A ilustração científica começa pela época do Renascimento a ser uma expressão prolífica entre os biólogos, que nas suas expedições tinham co...

Zé Burnay, o mago da tinta e da caneta, lança Andrómeda ou O Longo Caminho para Casa - uma edição luxuosa com banda-sonora ambiental, criada pelo autor, que propicia uma experiência de leitura mais imersiva

A ilustração científica começa pela época do Renascimento a ser uma expressão prolífica entre os biólogos, que nas suas expedições tinham como objectivo representar mimeticamente o que observavam, ou por artistas que procuravam no exercício da precisão o perfeccionismo para as suas imagens hiper-realistas. Não apenas submergido numa espécie de ilustração científica, encontramos o trabalho de Zé Burnay, como também noutras expressões: ilustração, escrita e música. Faz lembrar o colectivo artístico Malleus que se dedica ao mundo criativo alternativo sem se dissociar da música. Em 2010, começou a publicar o seu trabalho e a dedicar mais tempo a desenvolver ilustrações. Estudou design gráfico na Escola Superior de Artes e Design das Caldas da Rainha e tem participado em várias fanzines e antologias de BD portuguesas, sendo que Andrómeda é o trabalho com mais representatividade. As suas principais inspirações são os comics de Mike Mignola e Jean Giraud, música e cinema. Lançou uma campanha indiegogo (financiamento colaborativo), que felizmente teve grande apoio, para lançar a edição luxuosa em português Andrómeda, ou o Longo Caminho para Casa que inclui também um caderno de extras, esboços, originalmente publicados na versão inglesa, e uma série de ilustrações de artistas convidados, entre as quais várias inéditas de artistas portugueses. Entre os artistas convidados encontram-se Mike Mignola, fã de longa data da obra de Zé Burnay, mas também ilustrações de Artyom Trakhanov, Matt Smith, Aaron Conley, entre outros, e dos portugueses André Caetano, André Pereira, Jorge Coelho e Mosi. Esta edição é tão especial que para proporcionar uma experiência de leitura mais imersiva, Zé Burnay criou também uma banda-sonora de música ambiente que acompanha o livro.

Andromeda, por Zé Burnay

Olá Zé, como passaste este final do ano? 
Olá! Passei em casa, pareceu-me a única coisa sensata a fazer em 2020.
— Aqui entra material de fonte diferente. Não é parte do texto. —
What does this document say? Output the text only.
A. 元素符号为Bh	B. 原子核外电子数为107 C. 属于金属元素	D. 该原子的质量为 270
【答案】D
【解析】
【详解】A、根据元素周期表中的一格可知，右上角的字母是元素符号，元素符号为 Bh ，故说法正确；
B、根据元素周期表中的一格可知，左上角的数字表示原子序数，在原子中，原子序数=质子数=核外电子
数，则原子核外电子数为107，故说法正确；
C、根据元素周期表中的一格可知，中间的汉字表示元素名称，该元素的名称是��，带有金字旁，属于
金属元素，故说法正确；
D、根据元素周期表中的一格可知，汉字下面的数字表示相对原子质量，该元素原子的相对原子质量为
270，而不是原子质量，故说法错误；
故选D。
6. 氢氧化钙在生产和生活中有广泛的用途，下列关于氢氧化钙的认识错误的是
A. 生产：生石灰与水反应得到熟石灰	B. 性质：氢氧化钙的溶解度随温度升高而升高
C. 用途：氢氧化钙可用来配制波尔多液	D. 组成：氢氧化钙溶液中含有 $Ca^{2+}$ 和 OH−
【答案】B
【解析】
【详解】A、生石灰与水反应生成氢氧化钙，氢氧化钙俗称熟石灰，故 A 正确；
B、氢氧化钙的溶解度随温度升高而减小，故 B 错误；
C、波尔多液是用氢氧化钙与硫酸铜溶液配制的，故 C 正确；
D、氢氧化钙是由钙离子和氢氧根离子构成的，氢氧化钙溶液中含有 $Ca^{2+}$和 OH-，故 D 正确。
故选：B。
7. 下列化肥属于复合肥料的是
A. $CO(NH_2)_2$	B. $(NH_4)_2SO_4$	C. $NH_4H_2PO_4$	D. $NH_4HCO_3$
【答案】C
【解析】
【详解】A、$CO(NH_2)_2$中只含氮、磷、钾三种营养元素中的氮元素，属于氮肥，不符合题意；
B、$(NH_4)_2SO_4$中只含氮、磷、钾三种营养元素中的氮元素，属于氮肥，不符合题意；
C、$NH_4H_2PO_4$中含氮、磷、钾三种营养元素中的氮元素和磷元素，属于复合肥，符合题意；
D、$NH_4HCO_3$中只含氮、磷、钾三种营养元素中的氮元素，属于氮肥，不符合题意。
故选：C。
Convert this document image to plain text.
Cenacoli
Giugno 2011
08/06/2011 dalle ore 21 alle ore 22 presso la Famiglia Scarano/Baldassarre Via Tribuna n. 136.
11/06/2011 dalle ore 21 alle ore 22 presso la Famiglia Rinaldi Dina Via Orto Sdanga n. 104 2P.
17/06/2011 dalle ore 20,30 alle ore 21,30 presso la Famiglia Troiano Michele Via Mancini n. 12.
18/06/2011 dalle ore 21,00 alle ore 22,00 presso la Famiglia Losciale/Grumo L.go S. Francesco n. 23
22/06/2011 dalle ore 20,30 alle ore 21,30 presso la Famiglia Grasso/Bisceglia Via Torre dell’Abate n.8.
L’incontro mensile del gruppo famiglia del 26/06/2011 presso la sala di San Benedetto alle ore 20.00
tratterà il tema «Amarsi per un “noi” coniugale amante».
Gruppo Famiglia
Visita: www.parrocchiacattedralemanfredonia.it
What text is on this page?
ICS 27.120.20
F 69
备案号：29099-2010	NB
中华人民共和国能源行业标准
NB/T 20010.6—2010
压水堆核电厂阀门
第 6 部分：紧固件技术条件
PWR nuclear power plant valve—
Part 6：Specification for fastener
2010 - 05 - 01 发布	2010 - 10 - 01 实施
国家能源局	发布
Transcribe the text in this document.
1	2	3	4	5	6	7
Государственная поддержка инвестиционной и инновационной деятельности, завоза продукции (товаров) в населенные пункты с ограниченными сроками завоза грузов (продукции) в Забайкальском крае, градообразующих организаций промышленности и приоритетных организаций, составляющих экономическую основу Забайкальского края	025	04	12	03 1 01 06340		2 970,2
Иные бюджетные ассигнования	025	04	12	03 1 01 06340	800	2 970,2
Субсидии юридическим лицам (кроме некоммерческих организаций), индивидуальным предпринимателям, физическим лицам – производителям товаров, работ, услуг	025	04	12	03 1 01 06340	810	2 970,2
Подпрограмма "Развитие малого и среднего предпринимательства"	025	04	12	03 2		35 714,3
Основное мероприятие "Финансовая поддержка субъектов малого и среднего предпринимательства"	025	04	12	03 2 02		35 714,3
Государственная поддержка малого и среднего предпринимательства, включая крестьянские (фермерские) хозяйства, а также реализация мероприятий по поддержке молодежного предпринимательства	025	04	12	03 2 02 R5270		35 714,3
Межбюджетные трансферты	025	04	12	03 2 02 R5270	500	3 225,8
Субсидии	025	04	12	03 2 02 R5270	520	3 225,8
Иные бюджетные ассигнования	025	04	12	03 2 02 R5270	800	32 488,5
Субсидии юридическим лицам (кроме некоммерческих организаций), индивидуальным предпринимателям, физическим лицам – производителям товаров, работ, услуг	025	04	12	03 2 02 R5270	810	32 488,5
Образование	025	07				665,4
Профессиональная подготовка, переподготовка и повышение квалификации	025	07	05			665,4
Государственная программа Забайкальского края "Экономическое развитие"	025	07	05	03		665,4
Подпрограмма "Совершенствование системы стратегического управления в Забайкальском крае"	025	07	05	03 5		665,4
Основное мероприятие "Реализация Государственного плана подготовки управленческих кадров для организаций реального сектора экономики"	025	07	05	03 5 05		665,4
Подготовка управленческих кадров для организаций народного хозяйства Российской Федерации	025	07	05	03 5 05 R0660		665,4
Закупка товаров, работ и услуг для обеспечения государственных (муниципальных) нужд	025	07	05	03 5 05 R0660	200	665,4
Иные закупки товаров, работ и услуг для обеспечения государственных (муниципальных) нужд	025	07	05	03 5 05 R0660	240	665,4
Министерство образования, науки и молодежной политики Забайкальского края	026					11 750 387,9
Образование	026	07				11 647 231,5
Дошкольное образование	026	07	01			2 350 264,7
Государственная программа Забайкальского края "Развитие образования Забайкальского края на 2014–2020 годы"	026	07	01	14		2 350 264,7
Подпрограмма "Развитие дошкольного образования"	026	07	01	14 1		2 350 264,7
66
Como correu 2020 em termos de produtividade criativa?
No geral, penso que fui bastante produtivo este ano, não necessariamente por causa da pandemia porque com ou sem ela, a oportunidade de arranjar distracções é constante ahah. Felizmente tive muito trabalho este ano, possivelmente o meu melhor desde que comecei o meu percurso enquanto freelancer.

O teu trabalho de ilustração é muito marcado pelo detalhe, quanto tempo passas à volta de uma ilustração? Não sofres com problemas de articulações?
Depende muito da ilustração. Tanto pode ser 2-3 dias, como duas semanas. Diria que a minha média será uma semana. 
Problemas de articulações, por enquanto, não os tenho. Faço figas para que nunca apareçam! 

Andrómeda ou O Longo Caminho para Casa, por Zé Burnay
Andrómeda ou O Longo Caminho para Casa, por Zé Burnay

Hunters in the Snow quase que poderia ser uma apologia à anti-caça e o antagonismo do que aconteceu há pouco na Quinta da Torre Bela, na Azambuja. Achas que de alguma forma o teu trabalho poderia ser utilizado para ser interpretado fora dos alicerces somente artísticos e fundir-se noutros mundos, talvez para invocar uma consciencialização política?
Sim! Não costumo tentar criar imagens explicitamente políticas, mas a conservação ambiental, a relação entre o homem e a natureza e,  no geral, a "Vida e Morte" são temas muito importantes e pelos quais me interesso. De uma maneira ou de outra, penso que estão sempre presentes em tudo o que eu faço.

Hunters in the Snow remete para a capa do álbum de Agalloch, The Mantle; sabemos que tens ligação à música, mas poderias falar com mais detalhe como essa relação se vai assumindo para depois ser transposta à criação?
De todas as artes, a música é a minha maior fonte de inspiração. Talvez por ser a forma de arte mais distante do que eu faço enquanto artista visual. A combinação entre letras, conteúdo sónico e os títulos de músicas sempre foram para mim uma enorme fonte de ideias. Além disso, tenho uma grande paixão por capas de álbuns desde miúdo. Lembro-me especificamente de estar em casa de uns tios com uns 6 ou 7 anos e ver no quarto do meu primo mais velho a capa do álbum "Americana" dos Offspring e de ter ficado completamente fascinado por ela. É uma imagem que ficou gravada no meu cérebro desde então. Como hobby (mas também para as bandas-sonoras do Andromeda), gosto muito de fazer música ambiente/drone. Regularmente, quando estou a trabalhar intensamente numa ilustração, gosto de fazer uma pausa do trabalho e gravar um ou outro loop de guitarra/synth. Não só me relaxa, como me dá imenso gozo, talvez por ser uma forma de expressão artística pela qual não tenho ambições de sucesso ou carreira.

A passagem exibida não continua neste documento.